Dienstag, 28. August 2007

Ritual

Wie jeden Morgen bei Sonnenaufgang wanderte er am Meer entlang. Tief atmete er die frische Seeluft ein, schmeckte das Salz in der Luft und fühlte die ersten Sonnenstrahlen auf seinem Gesicht.
Wie jeden Morgen ging er den gut zwei Kilometer langen Strand hinab zu seinem Lieblingsplatz, einem flachen Felsen, von dem aus er einen guten Überblick über die ganze Küste hatte. Als Kind hatte er oft stundenlang hier gesessen, den Segelschiffen beim Vorbeifahren zugeschaut, dem Geschrei der Möwen gelauscht und in seiner Phantasie wilde Kämpfe mit schrecklichen Seeungeheuern ausgefochten. Über achtzig Jahre lag das nun zurück. Damals, als es noch keine großen Fischkutter gab, die den Leute aus dem Dorf den Fang wegnahmen. Damals, als man noch bedenkenlos jeden Fisch essen konnte, den man im Meer gefangen hatte. Und dann später, als er älter und kräftiger wurde und an manchen Tagen über hundert Kilo Fisch mit seinem kleinen Boot heim brachte. Als er seine Frau und seinen Sohn mit dem Fischfang gut versorgen konnte und ihnen das kleine Haus oben auf der Klippe baute. Es war eine gute Zeit gewesen.
Seit einigen Jahren fuhr er nicht mehr nachts raus. Er war zu alt, der Fang zu gering, es lohnte sich nicht. Sein Sohn arbeitete auf einem dieser riesigen Fischkutter und sein Enkel saß den ganzen Tag vor seinem Computer. Mit ihm würde eines Tages die lange Tradition der Fischerei vollständig aus der Gegend verschwunden sein.
Er setzte seinen Spaziergang fort und wunderte sich, dass ihn der Enkel vom Nachbarn nicht gegrüßt hatte, der gerade mit seinem Hund an ihm vorbeigelaufen war. Auch der Hund hatte ihn nicht beachtet. Verwirrt schaute er den beiden nach, beschloss dann aber nichts zu sagen.
Er erreichte seinen Felsen, setzte sich und sog den Duft des Meeres in sich auf.
In diesem Moment fand ein junger Systeminformatiker in einer gut zwei Kilometer entfernten Fischerhütte seinen Großvater in seinem Bett liegend. Die Obduktion ergab später, dass er gegen zwei Uhr nachts verstorben sein musste.

3 Kommentare:

Anonym hat gesagt…

Ich fins's prinzipiell einen guten Ansatz.
Motzereien auf den ersten Blick:
- der erste und der zweite Absatz fangen beide mit "Wie jeden Morgen" an, und es wirkt nicht wie ein Stilmittel.
- würde ein Fischer einen Fang solcher Dimension nicht eher mit Zentner angeben?
- den Vorfall mit dem Enkel und seinem Hund würde ich etwas subtiler darstellen (näheres gerne später).
- würde man bei einem Herrn dieses Alters wirklich eine Obduktion durchführen lassen - erscheint ein Tod durch Altersschwäche nicht irgendwie logisch?
- finde den Text insgesamt zu kurz. Macht auf mich den Eindruck, als hättest du die fixe Idee für den Plot gehabt und dann den Part zwischen Anfang und Ende noch schnell mit ein paar Sentimentalitäten aufgefüllt.
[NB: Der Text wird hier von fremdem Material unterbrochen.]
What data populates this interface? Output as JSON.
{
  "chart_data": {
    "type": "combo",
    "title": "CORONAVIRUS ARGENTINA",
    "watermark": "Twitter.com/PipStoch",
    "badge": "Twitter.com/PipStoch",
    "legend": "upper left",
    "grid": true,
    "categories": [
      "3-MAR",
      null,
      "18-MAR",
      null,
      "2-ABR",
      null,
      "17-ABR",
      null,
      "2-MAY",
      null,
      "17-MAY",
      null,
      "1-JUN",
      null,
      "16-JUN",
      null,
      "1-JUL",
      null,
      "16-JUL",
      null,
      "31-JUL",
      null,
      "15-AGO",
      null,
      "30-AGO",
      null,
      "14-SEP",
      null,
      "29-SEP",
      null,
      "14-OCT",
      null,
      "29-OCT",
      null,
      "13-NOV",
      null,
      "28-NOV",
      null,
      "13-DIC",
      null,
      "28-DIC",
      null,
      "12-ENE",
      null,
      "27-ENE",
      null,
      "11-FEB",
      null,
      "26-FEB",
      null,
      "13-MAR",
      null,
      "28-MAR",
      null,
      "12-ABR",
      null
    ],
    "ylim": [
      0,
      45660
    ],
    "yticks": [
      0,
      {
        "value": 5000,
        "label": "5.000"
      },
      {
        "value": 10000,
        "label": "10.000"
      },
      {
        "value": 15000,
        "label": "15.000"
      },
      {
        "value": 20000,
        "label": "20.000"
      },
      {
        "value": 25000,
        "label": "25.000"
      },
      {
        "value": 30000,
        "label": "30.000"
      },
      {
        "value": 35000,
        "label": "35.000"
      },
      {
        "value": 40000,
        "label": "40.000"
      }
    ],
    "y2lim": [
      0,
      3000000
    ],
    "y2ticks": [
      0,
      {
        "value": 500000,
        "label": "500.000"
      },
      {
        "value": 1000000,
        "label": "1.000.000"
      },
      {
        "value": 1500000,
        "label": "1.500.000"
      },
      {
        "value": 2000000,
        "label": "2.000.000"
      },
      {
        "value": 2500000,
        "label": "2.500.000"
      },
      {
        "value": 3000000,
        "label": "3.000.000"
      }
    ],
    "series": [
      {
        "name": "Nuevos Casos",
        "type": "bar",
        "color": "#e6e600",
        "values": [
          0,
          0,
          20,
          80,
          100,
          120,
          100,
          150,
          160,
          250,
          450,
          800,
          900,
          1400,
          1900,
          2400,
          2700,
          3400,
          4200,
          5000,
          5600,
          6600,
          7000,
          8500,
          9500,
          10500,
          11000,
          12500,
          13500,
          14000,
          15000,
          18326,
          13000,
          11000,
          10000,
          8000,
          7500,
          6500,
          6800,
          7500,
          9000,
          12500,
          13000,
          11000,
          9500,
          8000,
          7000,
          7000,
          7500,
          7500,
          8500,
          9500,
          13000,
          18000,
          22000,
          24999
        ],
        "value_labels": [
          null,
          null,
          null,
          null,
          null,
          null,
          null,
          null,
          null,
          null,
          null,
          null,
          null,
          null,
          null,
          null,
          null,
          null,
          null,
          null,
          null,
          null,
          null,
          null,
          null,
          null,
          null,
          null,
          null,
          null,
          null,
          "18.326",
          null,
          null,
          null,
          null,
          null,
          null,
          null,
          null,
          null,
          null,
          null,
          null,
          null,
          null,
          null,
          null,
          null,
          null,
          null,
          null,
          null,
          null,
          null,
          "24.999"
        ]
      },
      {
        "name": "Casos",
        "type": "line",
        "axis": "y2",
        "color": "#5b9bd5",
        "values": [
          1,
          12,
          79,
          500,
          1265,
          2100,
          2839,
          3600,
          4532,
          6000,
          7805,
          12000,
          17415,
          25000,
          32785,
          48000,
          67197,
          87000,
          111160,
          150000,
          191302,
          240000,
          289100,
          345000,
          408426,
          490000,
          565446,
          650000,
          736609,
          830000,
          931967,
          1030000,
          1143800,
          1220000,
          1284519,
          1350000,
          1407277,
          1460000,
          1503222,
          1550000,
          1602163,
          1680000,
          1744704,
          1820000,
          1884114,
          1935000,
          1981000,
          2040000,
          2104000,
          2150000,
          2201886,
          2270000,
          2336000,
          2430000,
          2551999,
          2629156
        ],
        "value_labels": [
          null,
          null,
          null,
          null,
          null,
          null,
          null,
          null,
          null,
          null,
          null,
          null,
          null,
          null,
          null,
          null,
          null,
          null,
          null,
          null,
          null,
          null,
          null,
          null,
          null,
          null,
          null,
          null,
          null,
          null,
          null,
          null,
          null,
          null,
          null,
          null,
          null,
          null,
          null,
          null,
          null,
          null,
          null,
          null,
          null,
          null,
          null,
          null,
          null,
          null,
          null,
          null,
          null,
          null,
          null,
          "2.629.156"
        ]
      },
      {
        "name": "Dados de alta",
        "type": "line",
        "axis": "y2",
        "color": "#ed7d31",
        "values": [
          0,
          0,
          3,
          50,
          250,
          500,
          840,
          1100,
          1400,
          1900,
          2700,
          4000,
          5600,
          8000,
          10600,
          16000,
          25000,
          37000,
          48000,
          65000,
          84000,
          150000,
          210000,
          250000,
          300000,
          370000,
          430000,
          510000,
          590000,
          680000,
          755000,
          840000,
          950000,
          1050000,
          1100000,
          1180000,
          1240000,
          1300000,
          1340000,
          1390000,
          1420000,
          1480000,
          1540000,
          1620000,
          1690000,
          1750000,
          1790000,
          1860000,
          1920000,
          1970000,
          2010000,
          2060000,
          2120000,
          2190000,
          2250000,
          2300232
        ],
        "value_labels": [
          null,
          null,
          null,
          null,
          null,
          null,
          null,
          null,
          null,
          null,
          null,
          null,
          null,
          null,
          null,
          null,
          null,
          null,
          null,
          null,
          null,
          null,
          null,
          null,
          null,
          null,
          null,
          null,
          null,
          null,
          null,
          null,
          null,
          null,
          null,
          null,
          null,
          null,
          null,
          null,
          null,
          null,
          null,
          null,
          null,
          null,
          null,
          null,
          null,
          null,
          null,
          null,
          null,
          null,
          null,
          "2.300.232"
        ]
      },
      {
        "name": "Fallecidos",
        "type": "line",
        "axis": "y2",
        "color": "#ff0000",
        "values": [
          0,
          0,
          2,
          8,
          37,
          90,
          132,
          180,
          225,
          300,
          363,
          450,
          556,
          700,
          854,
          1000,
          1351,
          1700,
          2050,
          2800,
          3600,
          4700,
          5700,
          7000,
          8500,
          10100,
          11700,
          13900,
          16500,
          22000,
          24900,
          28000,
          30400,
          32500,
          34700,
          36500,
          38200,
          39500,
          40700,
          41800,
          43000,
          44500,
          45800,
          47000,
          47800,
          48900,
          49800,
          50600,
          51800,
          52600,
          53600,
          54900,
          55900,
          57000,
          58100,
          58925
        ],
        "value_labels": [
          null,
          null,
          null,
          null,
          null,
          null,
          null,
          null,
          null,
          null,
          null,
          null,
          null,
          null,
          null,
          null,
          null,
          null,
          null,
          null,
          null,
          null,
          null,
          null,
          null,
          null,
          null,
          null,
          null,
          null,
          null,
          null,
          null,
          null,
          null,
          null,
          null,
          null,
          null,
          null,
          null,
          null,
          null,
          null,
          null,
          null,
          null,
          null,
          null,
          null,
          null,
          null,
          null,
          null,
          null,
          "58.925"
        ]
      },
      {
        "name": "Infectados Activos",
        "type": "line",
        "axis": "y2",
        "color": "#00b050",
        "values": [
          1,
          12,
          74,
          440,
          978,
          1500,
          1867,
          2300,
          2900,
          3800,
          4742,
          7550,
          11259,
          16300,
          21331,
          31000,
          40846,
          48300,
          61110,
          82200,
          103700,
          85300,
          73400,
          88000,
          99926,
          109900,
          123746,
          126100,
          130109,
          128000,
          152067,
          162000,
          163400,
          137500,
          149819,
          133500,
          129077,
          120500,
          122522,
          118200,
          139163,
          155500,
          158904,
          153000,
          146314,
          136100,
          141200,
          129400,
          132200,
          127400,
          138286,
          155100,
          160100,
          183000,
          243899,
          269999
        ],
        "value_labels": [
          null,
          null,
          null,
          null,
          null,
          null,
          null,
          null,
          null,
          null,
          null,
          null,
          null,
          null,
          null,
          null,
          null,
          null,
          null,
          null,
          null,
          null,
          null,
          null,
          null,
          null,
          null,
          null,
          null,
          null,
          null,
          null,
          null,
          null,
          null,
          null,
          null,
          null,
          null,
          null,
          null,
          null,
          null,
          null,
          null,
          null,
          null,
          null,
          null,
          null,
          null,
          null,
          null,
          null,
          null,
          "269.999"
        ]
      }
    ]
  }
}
Fürs Protokoll: meckern kann ich eben am besten. Aber ich weiß ja, dass du es richtig verstehst. :)

basser hat gesagt…

Mit einem Schlag wird des Schriftstellers zartes Selbstbewustsein in tausend Stücke gefetzt... Und komm mir hier nicht mit Logik! Das ist KUNST!!!!

Ne, Quatsch! Ich werde mir dieses Kritikpunkte fürs nächste Mal zu Herzen nehmen... ;)

Lars hat gesagt…

Ich finde die Prämisse sehr gut. Ich will mehr wissen, mach nur weiter.